Thirty-two percent of the women reported using >3 applicators per working day. In these women, the risk of HIV infection in nonoxynol-9 users was almost twice that in placebo users. In the 68% of women who used the applicators less frequently, there was no difference in HIV infection incidence. There were no significant effects on nonoxynol-9 on N gonorrhoeae or C trachomatis infections.
COL-1492, a nonoxynol-9 containing vaginal gel does not protect high-risk women from HIV infection. Further, multiple applications of nonoxynol-9 appear to enhance the risk of HIV infection likely by causing local toxic effects on the vaginal mucosa.

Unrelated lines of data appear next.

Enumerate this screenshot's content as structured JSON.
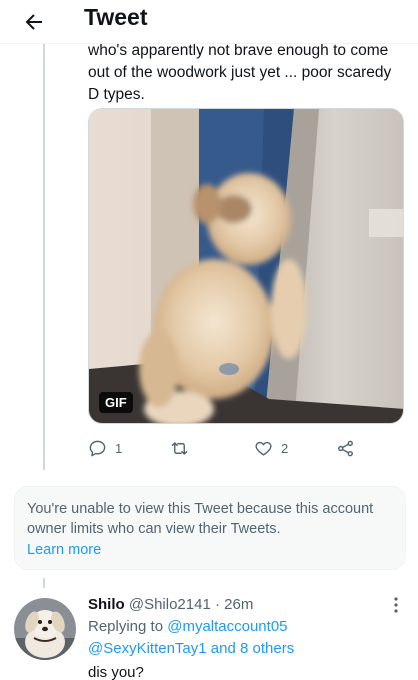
{
  "header": {
    "title": "Tweet",
    "back_icon": "arrow-left-icon"
  },
  "tweet": {
    "text_lines": [
      "who's apparently not brave enough to come",
      "out of the woodwork just yet ... poor scaredy",
      "D types."
    ],
    "media": {
      "badge": "GIF",
      "description_icon": "cat-behind-door-gif"
    },
    "actions": {
      "reply_icon": "reply-icon",
      "reply_count": "1",
      "retweet_icon": "retweet-icon",
      "like_icon": "heart-icon",
      "like_count": "2",
      "share_icon": "share-icon"
    }
  },
  "notice": {
    "text": "You're unable to view this Tweet because this account owner limits who can view their Tweets.",
    "link": "Learn more"
  },
  "reply": {
    "name": "Shilo",
    "handle": "@Shilo2141",
    "separator": "·",
    "time": "26m",
    "replying_label": "Replying to",
    "mention_1": "@myaltaccount05",
    "mention_2": "@SexyKittenTay1",
    "and_label": "and",
    "others": "8 others",
    "text": "dis you?",
    "more_icon": "more-vertical-icon"
  },
  "colors": {
    "accent": "#1d9bf0",
    "secondary_text": "#536471",
    "text": "#0f1419",
    "border": "#cfd9de"
  }
}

This report is consistent with other trials that demonstrated that nonoxynol-9 was not effective in preventing sexually transmitted diseases including HIV and that it might actually increase the risk for HIV transmission. Because of these findings, the World Health Organization has concluded that nonoxynol-9 should not be used or promoted for the prevention of HIV or sexually acquired infections. For sexually active adolescents, only abstinence and condoms should be recommended for the prevention of HIV or other sexually acquired infections.